“Oh...Maafkan aku.” Melati lalu melonggarkan pelukannya dan berusaha menguasai dirinya kembali. Terasa sentuhan pipi yang kenyal dan lembut itu menyentuh punggung Surya yang hanya dihalangi kemeja tipis. Sayang peristiwa itu berlangsung cepat dan akal sehat Surya segera mengambil alih.
“Ehm... Maaf, kalau aku boleh tahu sebenarnya ada apa Melati?” Tanya Surya sambil membenarkan posisi kemudinya.
"Ehm, tidak apa-apa."
"Ayolah," desak Surya.
“Ehm kedua orang tuaku," kata Melati berhenti sejenak. Surya sedikit kaget. Ia lalu mulai memelankan laju skuternya agar suara Melati tidak luput dari tangkapan telinganya.
"Mereka pisah dua bulan yang lalu. Ibu pergi. Keluargaku jadi kacau,” Melati menghirup napas dalam-dalam dan bersiap mengeluarkan kata-kata lanjutan.
“Ibu, Ibu pergi entah ke mana. Sedang ayah sangat terpukul hingga akhirnya jatuh sakit. Dan kau tahu Surya? Sebulan yang lalu tiba-tiba ia terkena stroke, setengah badannya membatu. Selama dua bulan itu rumah bagaikan tempat mengumbar segala kebencian. Kakakku menjadi sering marah. Semuanya bagai telah meninggalkanku seorang diri, Ibu, Ayah, Kakak.”
Melati mulai menceritakan kondisi keluarganya yang sedang menghadapi masalah. Ia mulai terbawa emosi, namun tak lama ia pun dapat mengontrol emosinya kembali.

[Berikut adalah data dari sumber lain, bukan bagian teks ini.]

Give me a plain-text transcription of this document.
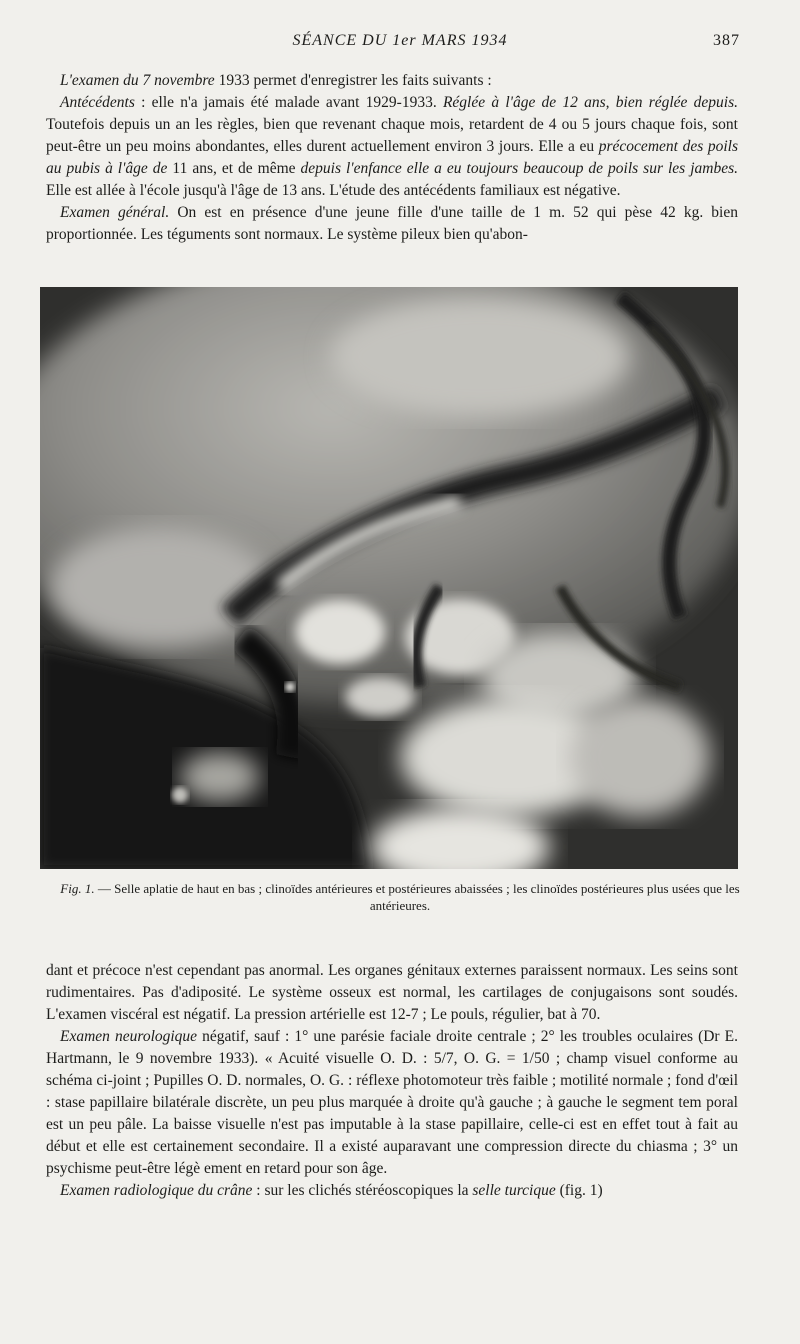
SÉANCE DU 1er MARS 1934	387

L'examen du 7 novembre 1933 permet d'enregistrer les faits suivants :

Antécédents : elle n'a jamais été malade avant 1929-1933. Réglée à l'âge de 12 ans, bien réglée depuis. Toutefois depuis un an les règles, bien que revenant chaque mois, retardent de 4 ou 5 jours chaque fois, sont peut-être un peu moins abondantes, elles durent actuellement environ 3 jours. Elle a eu précocement des poils au pubis à l'âge de 11 ans, et de même depuis l'enfance elle a eu toujours beaucoup de poils sur les jambes. Elle est allée à l'école jusqu'à l'âge de 13 ans. L'étude des antécédents familiaux est négative.

Examen général. On est en présence d'une jeune fille d'une taille de 1 m. 52 qui pèse 42 kg. bien proportionnée. Les téguments sont normaux. Le système pileux bien qu'abon-

Fig. 1. — Selle aplatie de haut en bas ; clinoïdes antérieures et postérieures abaissées ; les clinoïdes postérieures plus usées que les antérieures.

dant et précoce n'est cependant pas anormal. Les organes génitaux externes paraissent normaux. Les seins sont rudimentaires. Pas d'adiposité. Le système osseux est normal, les cartilages de conjugaisons sont soudés. L'examen viscéral est négatif. La pression artérielle est 12-7 ; Le pouls, régulier, bat à 70.

Examen neurologique négatif, sauf : 1° une parésie faciale droite centrale ; 2° les troubles oculaires (Dr E. Hartmann, le 9 novembre 1933). « Acuité visuelle O. D. : 5/7, O. G. = 1/50 ; champ visuel conforme au schéma ci-joint ; Pupilles O. D. normales, O. G. : réflexe photomoteur très faible ; motilité normale ; fond d'œil : stase papillaire bilatérale discrète, un peu plus marquée à droite qu'à gauche ; à gauche le segment tem poral est un peu pâle. La baisse visuelle n'est pas imputable à la stase papillaire, celle-ci est en effet tout à fait au début et elle est certainement secondaire. Il a existé auparavant une compression directe du chiasma ; 3° un psychisme peut-être légè ement en retard pour son âge.

Examen radiologique du crâne : sur les clichés stéréoscopiques la selle turcique (fig. 1)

“Tapi aku masih beruntung mempunyai kakak seperti dia. Kakak sebenarnya baik, walau sedikit keras, dan dia adalah kakak yang punya rasa tanggung jawab," lanjut Melati. Surya masih terus fokus pada apa yang Melati ceritakan.
"Setelah Ayah jatuh sakit yang menjadi tulang punggung keluarga adalah kakak. Aku yakin kakak telah mengorbankan banyak hal dalam hidupnya, kuliahnya, hobinya, hubungan dengan teman-temannya, mungkin... Ah, semuanya gara-gara dia, Ibu telah mengkhianati kami semua!”
Surya dengan saksama mendengarkan cerita dari pujaan hatinya itu. Semua kata-kata penuh amarah dan benci itu, entah kenapa, terasa lembut mengalun merdu di kedua gendang telinga Surya.